Nope. That probably happened from my many rebases I did no this code.

>
> > }
> > mutex_unlock(&eventfs_mutex);
> > if (invalidate)
> > @@ -308,50 +397,70 @@ create_dentry(struct eventfs_file *ef, struct dentry *parent, bool lookup)
> > return invalidate ? NULL : dentry;
> > }
> >
> > -static bool match_event_file(struct eventfs_file *ef, const char *name)
> > -{
> > - bool ret;
> > -
> > - mutex_lock(&eventfs_mutex);
> > - ret = !ef->is_freed && strcmp(ef->name, name) == 0;
> > - mutex_unlock(&eventfs_mutex);
> > -
> > - return ret;
> > -}
> > -
> > /**
> > * eventfs_root_lookup - lookup routine to create file/dir
> > * @dir: in which a lookup is being done
> > * @dentry: file/dir dentry
> > - * @flags: to pass as flags parameter to simple lookup
> > + * @flags: Just passed to simple_lookup()
> > *
> > - * Used to create a dynamic file/dir within @dir. Use the eventfs_inode
> > - * list of meta data to find the information needed to create the file/dir.
> > + * Used to create dynamic file/dir with-in @dir, search with-in @ei
> > + * list, if @dentry found go ahead and create the file/dir
> > */
> > +
> > static struct dentry *eventfs_root_lookup(struct inode *dir,
> > struct dentry *dentry,
> > unsigned int flags)
> > {
> > + const struct file_operations *fops;
> > + const struct eventfs_entry *entry;
> > + struct eventfs_inode *ei_child;
> > struct tracefs_inode *ti;
> > struct eventfs_inode *ei;
> > - struct eventfs_file *ef;
> > struct dentry *ret = NULL;
> > + const char *name = dentry->d_name.name;
> > + bool created = false;
> > + umode_t mode;
> > + void *data;
> > int idx;
> > + int i;
> > + int r;
> >
> > ti = get_tracefs(dir);
> > if (!(ti->flags & TRACEFS_EVENT_INODE))
> > return NULL;
> >
> > ei = ti->private;
>
> Just for make sure, can we access 'ti->private' safely here, because I saw
> eventfs_set_ef_status_free() modifies it under eventfs_mutex.
> I guess this is called with some inode reference so it is not removed.
> (but in that case, why we need eventfs_mutex in eventfs_set_ef_status_free()...?)

eventfs_mutex is used to protect modifying the list. srcu is used to
protect the iteration of the list.

This code is called via the vfs layer.

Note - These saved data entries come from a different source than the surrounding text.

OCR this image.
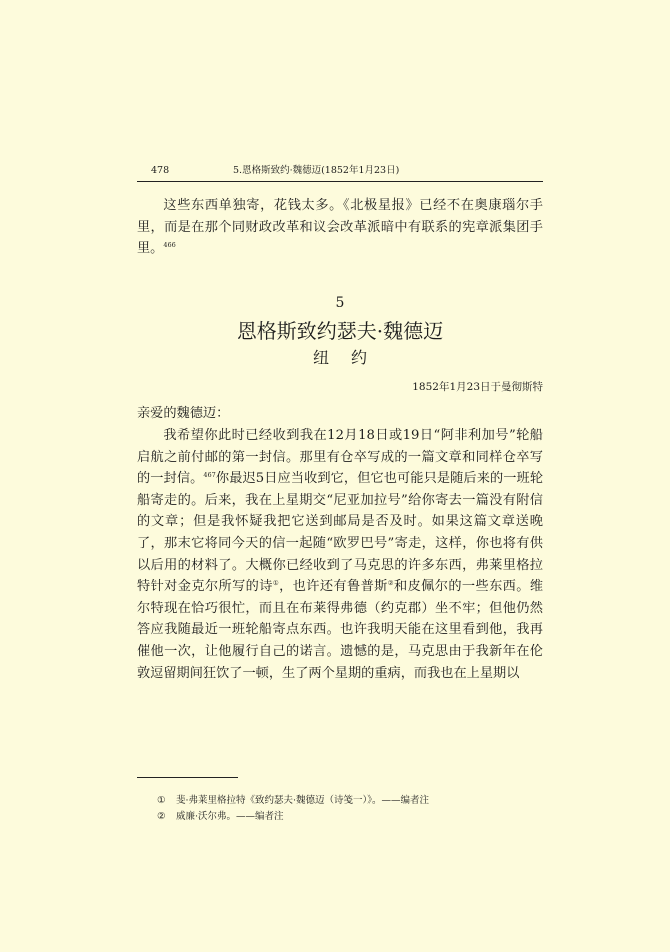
478	5.恩格斯致约·魏德迈(1852年1月23日)

这些东西单独寄，花钱太多。《北极星报》已经不在奥康瑙尔手里，而是在那个同财政改革和议会改革派暗中有联系的宪章派集团手里。$^{466}$

5
恩格斯致约瑟夫·魏德迈
纽约
1852年1月23日于曼彻斯特

亲爱的魏德迈：

我希望你此时已经收到我在12月18日或19日“阿非利加号”轮船启航之前付邮的第一封信。那里有仓卒写成的一篇文章和同样仓卒写的一封信。$^{467}$你最迟5日应当收到它，但它也可能只是随后来的一班轮船寄走的。后来，我在上星期交“尼亚加拉号”给你寄去一篇没有附信的文章；但是我怀疑我把它送到邮局是否及时。如果这篇文章送晚了，那末它将同今天的信一起随“欧罗巴号”寄走，这样，你也将有供以后用的材料了。大概你已经收到了马克思的许多东西，弗莱里格拉特针对金克尔所写的诗①，也许还有鲁普斯②和皮佩尔的一些东西。维尔特现在恰巧很忙，而且在布莱得弗德（约克郡）坐不牢；但他仍然答应我随最近一班轮船寄点东西。也许我明天能在这里看到他，我再催他一次，让他履行自己的诺言。遗憾的是，马克思由于我新年在伦敦逗留期间狂饮了一顿，生了两个星期的重病，而我也在上星期以

① 斐·弗莱里格拉特《致约瑟夫·魏德迈（诗笺一）》。——编者注
② 威廉·沃尔弗。——编者注
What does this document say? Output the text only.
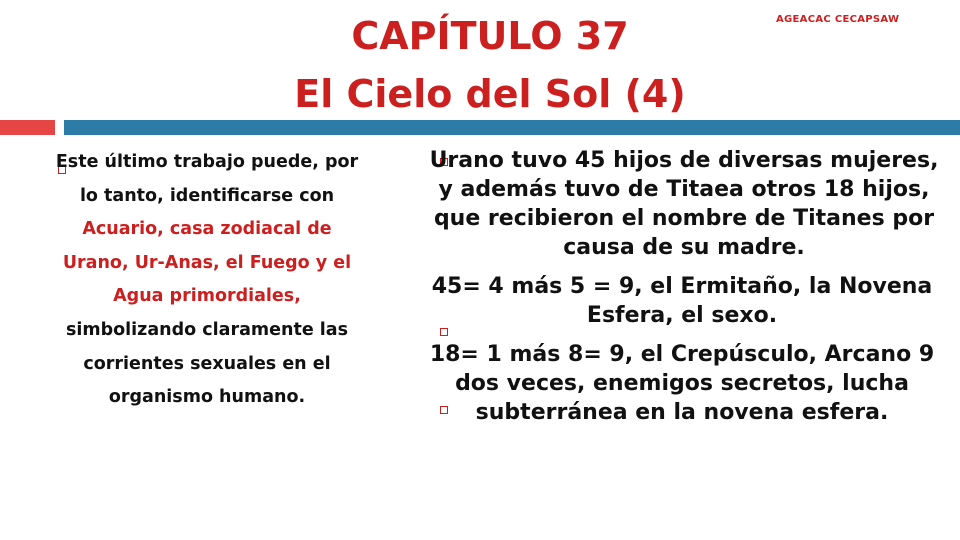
CAPÍTULO 37
El Cielo del Sol (4)
AGEACAC CECAPSAW
Este último trabajo puede, por lo tanto, identificarse con Acuario, casa zodiacal de Urano, Ur-Anas, el Fuego y el Agua primordiales, simbolizando claramente las corrientes sexuales en el organismo humano.

Urano tuvo 45 hijos de diversas mujeres, y además tuvo de Titaea otros 18 hijos, que recibieron el nombre de Titanes por causa de su madre.

45= 4 más 5 = 9, el Ermitaño, la Novena Esfera, el sexo.

18= 1 más 8= 9, el Crepúsculo, Arcano 9 dos veces, enemigos secretos, lucha subterránea en la novena esfera.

Hmm, maybe I should take the eventfs_mutex() here:

idx = srcu_read_lock(&eventfs_srcu);
mutex_lock(eventfs_mutex);
ei = ti->private;
mutex_unlock(eventfs_mutex);

if (!ei)
goto out;

Just in case there's a way that ei can be deleted while the list is being walked.

Hmm.

>
> > + data = ei->data;
> > +
> > idx = srcu_read_lock(&eventfs_srcu);
> > - list_for_each_entry_srcu(ef, &ei->e_top_files, list,
> > + list_for_each_entry_srcu(ei_child, &ei->children, list,
> > srcu_read_lock_held(&eventfs_srcu)) {
> > - if (!match_event_file(ef, dentry->d_name.name))
> > + if (strcmp(ei_child->name, name) != 0)
> > continue;
> > ret = simple_lookup(dir, dentry, flags);
> > - create_dentry(ef, ef->d_parent, true);
> > + create_dir_dentry(ei_child, ei->dentry, true);
> > + created = true;
> > break;
> > }
> > +
> > + if (created)
> > + goto out;
> > +
> > + for (i = 0; i < ei->nr_entries; i++) {
> > + entry = &ei->entries[i];
> > + if (strcmp(name, entry->name) == 0) {
> > + void *cdata = data;
> > + r = entry->callback(name, &mode, &cdata, &fops);
> > + if (r <= 0)
> > + continue;
> > + ret = simple_lookup(dir, dentry, flags);
> > + create_file_dentry(ei, &ei->d_children[i],
> > + ei->dentry, name, mode, cdata,
> > + fops, true);
> > + break;
> > + }
> > + }
> > + out:
> > srcu_read_unlock(&eventfs_srcu, idx);
> > return ret;
> > }
> > @@ -363,11 +472,12 @@ static struct dentry *eventfs_root_lookup(struct inode *dir,
> > */
> > static int eventfs_release(struct inode *inode, struct file *file)
> > {
> > + struct eventfs_inode *ei_child;
> > struct tracefs_inode *ti;
> > struct eventfs_inode *ei;
> > - struct eventfs_file *ef;
> > struct dentry *dentry;
> > int idx;
> > + int i;
> >
> > ti = get_tracefs(inode);
> > if (!(ti->flags & TRACEFS_EVENT_INODE))
> > @@ -375,10 +485,18 @@ static int eventfs_release(struct inode *inode, struct file *file)
> >
> > ei = ti->private;
> > idx = srcu_read_lock(&eventfs_srcu);
> > - list_for_each_entry_srcu(ef, &ei->e_top_files, list,
> > + list_for_each_entry_srcu(ei_child, &ei->children, list,
> > srcu_read_lock_held(&eventfs_srcu)) {
> > mutex_lock(&eventfs_mutex);
> > - dentry = ef->dentry;
> > + dentry = ei_child->dentry;
> > + mutex_unlock(&eventfs_mutex);
>
> If someone add a directory via eventfs_create_dir() in parallel, is this
> local mutex_lock able to protect from that? (usually it may not happen.)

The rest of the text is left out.